Remix.run Logo
franga2000 2 days ago

The code inside those containers is isolated, which is the whole point.

Only the app or runner container has socket access, which it uses to create new containers without socket access and it runs user code in there. If your get RCE in the app/runner, you get RCE on the host, yes, no shit. But if you get RCE in any other container on the system, you're properly contained.

hamdingers 2 days ago | parent [-]

It appears you fundamentally don't understand what mounting the docker socket is doing. I'm sorry to give you homework but you need to go look it up to participate in this conversation.

> The code inside those containers is isolated, which is the whole point.

A container with socket access can replace code or binaries in any other container, read any containers volumes and environment variables, replace whole containers, etc. That does not meet any definition of "isolated"

franga2000 2 days ago | parent [-]

But those containers DON'T have socket access. ONE container has socket access, then it creates other containers WITHOUT socket access. Those containers ARE isolated. Since the untrusted (user provided) code runs in those, the setup is reasonably secure. An RCE in OneDev is an RCE on the host, but that's a completely different threat model. The important part is that user code is isolated, which it is.

hamdingers 2 days ago | parent [-]

> The important part is that user code is isolated, which it is.

It isn't for the reasons I stated in previous comments, which you are unable to refute.
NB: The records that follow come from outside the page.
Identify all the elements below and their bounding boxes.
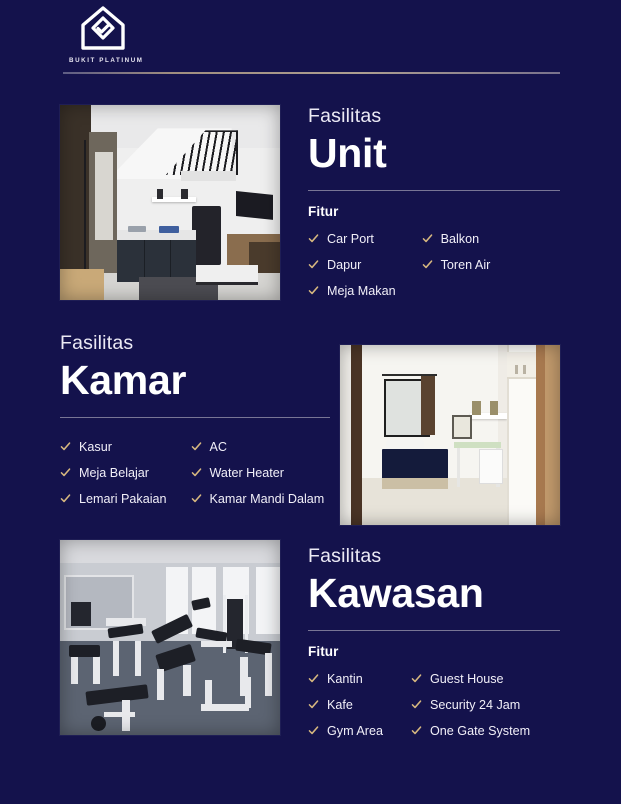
gym-photo [60,540,280,735]
unit-interior-photo [60,105,280,300]
house-logo-icon [75,4,131,52]
feature-item: Balkon [422,226,491,252]
section-divider [60,417,330,418]
feature-item: Kantin [308,666,383,692]
feature-item: Security 24 Jam [411,692,530,718]
section-unit-text: Fasilitas Unit Fitur Car Port Balkon Dap… [308,106,560,304]
feature-item: Kafe [308,692,383,718]
feature-label: One Gate System [430,718,530,744]
section-divider [308,190,560,191]
feature-label: Toren Air [441,252,491,278]
check-icon [191,493,202,504]
feature-label: Kantin [327,666,363,692]
feature-label: Dapur [327,252,361,278]
feature-item: Dapur [308,252,396,278]
feature-item: Water Heater [191,460,325,486]
feature-label: Car Port [327,226,374,252]
section-title: Kamar [60,358,330,402]
check-icon [308,259,319,270]
feature-item: Toren Air [422,252,491,278]
feature-item: Meja Belajar [60,460,167,486]
fitur-label: Fitur [308,204,560,219]
feature-label: AC [210,434,228,460]
feature-label: Security 24 Jam [430,692,520,718]
section-kamar-text: Fasilitas Kamar Kasur AC Meja Belajar Wa… [60,333,330,512]
check-icon [411,673,422,684]
feature-label: Lemari Pakaian [79,486,167,512]
bedroom-photo [340,345,560,525]
feature-item: AC [191,434,325,460]
poster-header: BUKIT PLATINUM [0,0,621,82]
check-icon [411,699,422,710]
header-divider [63,72,560,74]
check-icon [191,467,202,478]
check-icon [191,441,202,452]
feature-label: Meja Belajar [79,460,149,486]
feature-label: Water Heater [210,460,284,486]
feature-label: Meja Makan [327,278,396,304]
check-icon [60,467,71,478]
feature-item: Guest House [411,666,530,692]
section-title: Kawasan [308,571,560,615]
feature-item: Kamar Mandi Dalam [191,486,325,512]
section-title: Unit [308,131,560,175]
section-kicker: Fasilitas [308,546,560,566]
feature-label: Guest House [430,666,504,692]
check-icon [60,493,71,504]
feature-label: Balkon [441,226,480,252]
check-icon [308,725,319,736]
check-icon [422,233,433,244]
brand-logo: BUKIT PLATINUM [63,4,183,64]
check-icon [422,259,433,270]
check-icon [308,285,319,296]
section-kawasan-text: Fasilitas Kawasan Fitur Kantin Guest Hou… [308,546,560,744]
poster-page: BUKIT PLATINUM [0,0,621,804]
feature-item: Meja Makan [308,278,396,304]
check-icon [411,725,422,736]
feature-item: Gym Area [308,718,383,744]
section-kicker: Fasilitas [308,106,560,126]
check-icon [308,233,319,244]
feature-list-kamar: Kasur AC Meja Belajar Water Heater Lemar… [60,434,330,512]
feature-label: Gym Area [327,718,383,744]
feature-item: Kasur [60,434,167,460]
feature-list-kawasan: Kantin Guest House Kafe Security 24 Jam … [308,666,560,744]
fitur-label: Fitur [308,644,560,659]
feature-label: Kamar Mandi Dalam [210,486,325,512]
section-divider [308,630,560,631]
check-icon [308,699,319,710]
feature-label: Kasur [79,434,112,460]
feature-label: Kafe [327,692,353,718]
section-kicker: Fasilitas [60,333,330,353]
feature-item: Lemari Pakaian [60,486,167,512]
brand-name: BUKIT PLATINUM [69,57,183,64]
feature-item: Car Port [308,226,396,252]
feature-list-unit: Car Port Balkon Dapur Toren Air Meja Mak… [308,226,560,304]
feature-item: One Gate System [411,718,530,744]
check-icon [60,441,71,452]
check-icon [308,673,319,684]
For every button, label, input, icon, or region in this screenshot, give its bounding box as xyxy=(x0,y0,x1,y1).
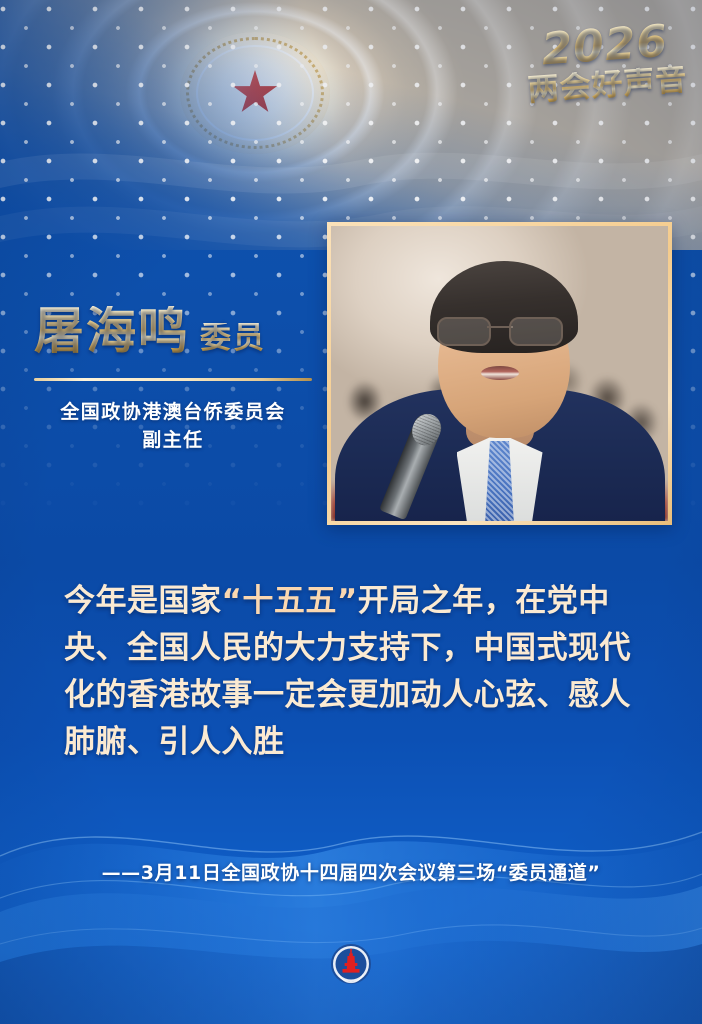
quote-highlight: “十五五” xyxy=(222,583,358,619)
portrait-mouth xyxy=(481,366,519,380)
glasses-left-lens xyxy=(437,317,491,346)
speaker-role-line-1: 全国政协港澳台侨委员会 xyxy=(34,399,312,427)
poster-root: 2026 两会好声音 屠海鸣 xyxy=(0,0,702,1024)
bottom-wave-decoration xyxy=(0,794,702,1024)
speaker-name-row: 屠海鸣 委员 xyxy=(34,306,316,356)
speaker-title-suffix: 委员 xyxy=(200,323,266,354)
speaker-role-line-2: 副主任 xyxy=(34,427,312,455)
gold-divider xyxy=(34,378,312,381)
attribution-line: ——3月11日全国政协十四届四次会议第三场“委员通道” xyxy=(0,858,702,885)
quote-part-1: 今年是国家 xyxy=(64,583,222,619)
portrait-frame xyxy=(327,222,672,525)
delegate-portrait-photo xyxy=(331,226,668,521)
portrait-glasses-icon xyxy=(437,317,563,343)
quote-text: 今年是国家“十五五”开局之年，在党中央、全国人民的大力支持下，中国式现代化的香港… xyxy=(64,578,644,766)
header-logo: 2026 两会好声音 xyxy=(524,19,689,107)
speaker-name-block: 屠海鸣 委员 全国政协港澳台侨委员会 副主任 xyxy=(34,306,316,454)
speaker-name: 屠海鸣 xyxy=(34,306,190,356)
glasses-right-lens xyxy=(509,317,563,346)
speaker-role: 全国政协港澳台侨委员会 副主任 xyxy=(34,399,312,454)
news-agency-emblem-icon xyxy=(331,944,371,984)
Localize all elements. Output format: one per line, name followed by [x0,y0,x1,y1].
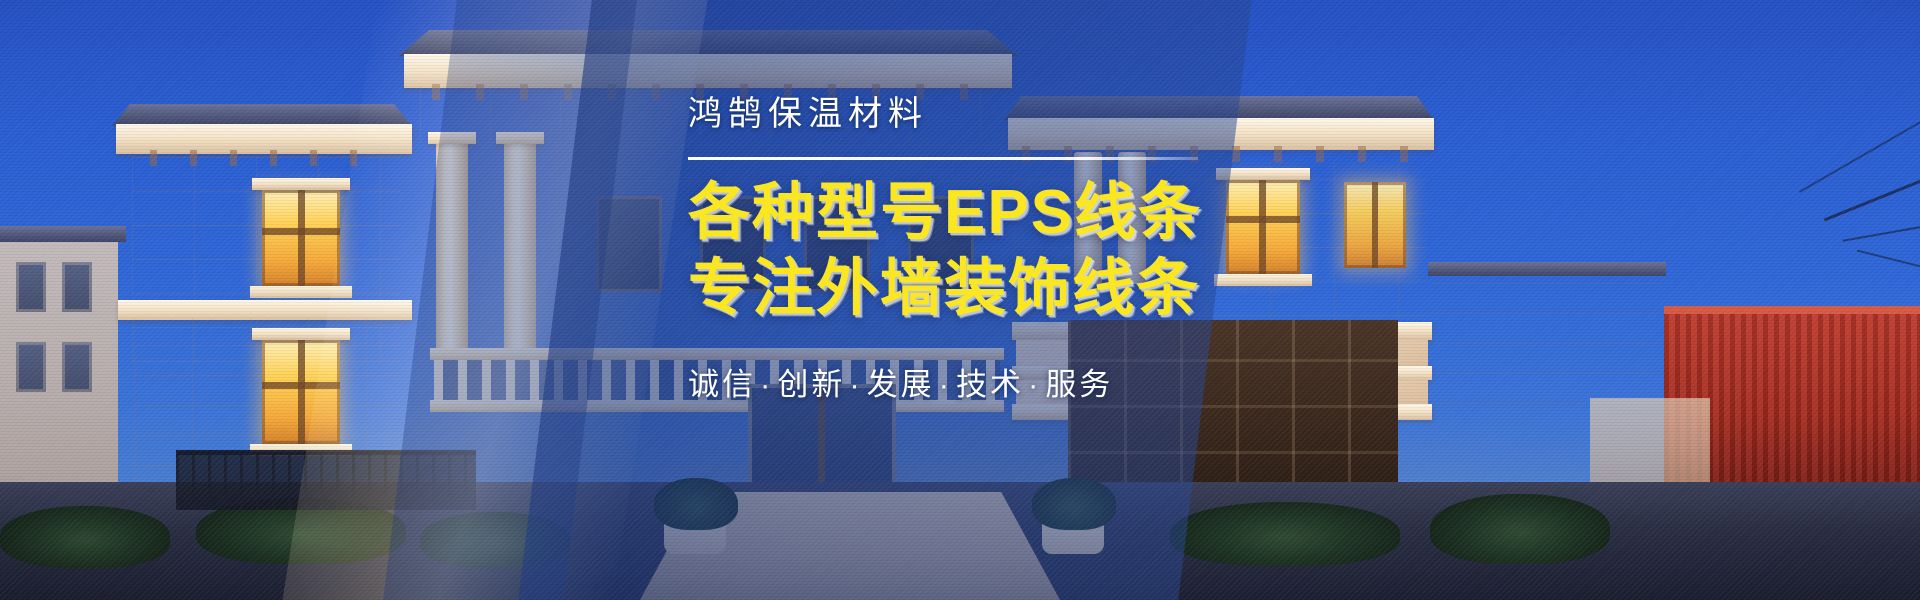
tagline-item: 创新 [777,367,845,402]
headline-line-1: 各种型号EPS线条 [688,176,1308,249]
banner-copy: 鸿鹄保温材料 各种型号EPS线条 专注外墙装饰线条 诚信·创新·发展·技术·服务 [688,96,1308,404]
headline-line-2: 专注外墙装饰线条 [688,252,1308,325]
center-column-1 [436,138,468,350]
tagline-separator: · [756,367,777,402]
background-window-left-2 [62,262,92,312]
tagline-item: 技术 [956,367,1024,402]
shrub-hedge-far-right [1430,494,1610,564]
shrub-hedge-right [1170,502,1400,566]
far-right-low-wall [1590,398,1710,490]
brand-name: 鸿鹄保温材料 [688,96,1308,133]
left-wing-window-upper-mullion-v [298,190,305,286]
tagline-separator: · [1024,367,1045,402]
far-right-wall-coping [1428,262,1666,276]
left-wing-belt-course [118,300,412,320]
center-window-1 [596,196,662,292]
iron-fence-top-rail [176,450,476,455]
iron-fence [176,452,476,510]
background-window-left-1 [16,262,46,312]
left-wing-window-upper-sill [250,286,352,298]
left-wing-window-lower-mullion-h [262,382,340,389]
far-right-wall [1432,272,1662,404]
center-column-2 [504,138,536,350]
divider-rule [688,157,1198,160]
tagline-item: 发展 [867,367,935,402]
left-wing-dentils [150,150,390,166]
left-wing-window-lower-header [252,328,350,340]
center-column-2-capital [496,132,544,144]
tagline-separator: · [845,367,866,402]
right-wing-window-2-mullion-v [1372,182,1378,268]
shrub-hedge-center-left [420,512,570,568]
background-window-left-3 [16,342,46,392]
left-wing-window-lower-mullion-v [298,340,305,444]
shrub-right [1032,478,1116,530]
tagline-item: 服务 [1045,367,1113,402]
center-column-1-capital [428,132,476,144]
hero-banner: 鸿鹄保温材料 各种型号EPS线条 专注外墙装饰线条 诚信·创新·发展·技术·服务 [0,0,1920,600]
center-pediment-cornice [404,54,1012,88]
background-window-left-4 [62,342,92,392]
tagline-item: 诚信 [688,367,756,402]
center-pediment-roof [398,30,1018,56]
red-container-top-edge [1664,306,1920,314]
shrub-hedge-far-left [0,506,170,568]
left-wing-roof [112,104,412,126]
left-wing-window-upper-header [252,178,350,190]
left-wing-window-upper-mullion-h [262,228,340,235]
background-building-left-roof [0,226,126,242]
tagline-separator: · [935,367,956,402]
tagline: 诚信·创新·发展·技术·服务 [688,359,1308,404]
shrub-left [654,478,738,530]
Your dogged insistence to the contrary is bizarre.

I hope you do not work in this area.

franga2000 2 days ago | parent [-]

I actually don't know who is misunderstanding who here. I work with containers daily and this is how I understand this situation:

The runner (trusted code) is tasked with taking job specifications from the user (untrusted code) and running them in isolated environments. Correct?

The runner is in a container with a mounted docker socket. It sends a /containers/create request to the socket. It passes a base image, some resource limits and maybe a directory mount for the checked out repository (untrusted code). The code could alternatively be copied instead of mounted. Correct?

The new container is created by dockerd without the socket mounted, because that wasn't specified by the runner ("Volumes": [] or maybe ["/whatever/user/repo/:/repo/"]). Correct?

The untrusted code is now executed inside that container. Because the container was created with no special mounts or privileges, it is as isolated as if it was created manually with docker run. Correct?

The job finishes executing, the runner uses the socket to collect the logs and artifacts, then it destroys the container. Correct?

So please tell me how you think untrusted code could get access to the socket here?